The limitation period therefore expired on 12 November 2017 and thus the summons of 10 May 2021 was well out of time, with the consequence that the claim must be declared inadmissible.

Cass. 3 November 2025, C.23.0109.F, C. v. D.

Co-ownership | Payment of premium

In a recent judgment, the Court of Cassation has resolved an important question for separating couples: where one spouse continues to insure immovable property held in co-ownership, must the other contribute to the premiums?

J.C. and A.D. married in 2003 and purchased immovable property together. After filing a petition for divorce in 2012, the husband continued to pay the fire insurance premiums for their joint home. Years later, he claimed reimbursement of half of the costs. The wife refused, arguing that she had not signed the subsequent insurance contracts.

The Court of Cassation applied Article 5, 17°, a) IA and established a crucial rule: where a co-owner takes out fire insurance with premiums calculated on the total value of the immovable property (and not only on his share), he is deemed to act on behalf of all co-owners. This means that all co-owners are "insureds" and must share the costs equally.

The Court held that, since the husband initially paid premiums for a policy to which both spouses had subscribed, continued to pay equivalent premiums under new policies, and insured the full value of the immovable property (and not only his half), he clearly acted on behalf of both co-owners. The wife was consequently obliged to reimburse half of the premiums.

This judgment provides clarity for divorcing spouses and co-owners. Insurance covering immovable property held in co-ownership benefits all owners, and the premium costs must be shared proportionally. Personal insurance such as family civil liability insurance, however, remains solely at the expense of the policyholder. The decision confirms that co-ownership of immovable property entails ongoing financial obligations, even after the relationship has ended.
 

Cass. 4 December 2025, C.24.0384.N, N. v. AXA BELGIUM NV

Notice of default | Calculation of the period of a notice of default | Unambiguous and clear language

The Court of Cassation has clarified what insurers must state when warning policyholders of unpaid premiums, thereby providing clear guidance on Article 70 IA.

V.N. contested a notice of default from AXA Belgium demanding payment "within 15 days, more specifically before 16 January at 00:00." He argued that the notice of default did not properly inform him of the starting point of the 15-day period, nor of the consequences of non-payment. The insurer's notice of default stated that non-payment would lead to suspension of "the cover under your contract" from 16 January 2020.

Article 70 IA requires that notices of default remind the policyholder of the premium due date, the amount owed, the consequences of non-payment and the starting point of the period. The law also requires clarity as to the fact that the suspension or termination takes effect from the day after the expiry of the period.

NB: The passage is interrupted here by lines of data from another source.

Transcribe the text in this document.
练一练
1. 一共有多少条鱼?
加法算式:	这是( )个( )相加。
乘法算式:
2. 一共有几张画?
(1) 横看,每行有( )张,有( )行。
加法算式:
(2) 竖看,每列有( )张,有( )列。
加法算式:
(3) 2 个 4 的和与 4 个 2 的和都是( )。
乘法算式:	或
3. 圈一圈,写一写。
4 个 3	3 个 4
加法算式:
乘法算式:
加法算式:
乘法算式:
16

The Court established two important principles. First, as regards the period, it suffices that the notice of default makes the starting point of the period known to the policyholder. It is not necessary to expressly state the exact starting date if the policyholder can calculate it on the basis of the information provided. The Court held that the statement of a period "before 16 January" in a notice of default with a period of 15 days made clear that the period commenced on 1 January.

Second, as regards the consequences, the law does not prescribe exact wording. It suffices that the consequences are indicated in a manner enabling the policyholder to understand them. The wording "suspend the cover under your contract" left no room for doubt as to what would happen. There is no requirement to explain the precise content or legal implications in technical detail.

The Court dismissed the appeal in cassation and confirmed that insurers have flexibility in drafting notices of default, provided the essential information is clear and comprehensible. What matters is whether the policyholder can understand what will happen and when, not whether specific legal formulations are used. This pragmatic approach, whereby substance prevails over form, balances the insurer's need for practical flexibility with the policyholder's right to clear information about the consequences of non-payment.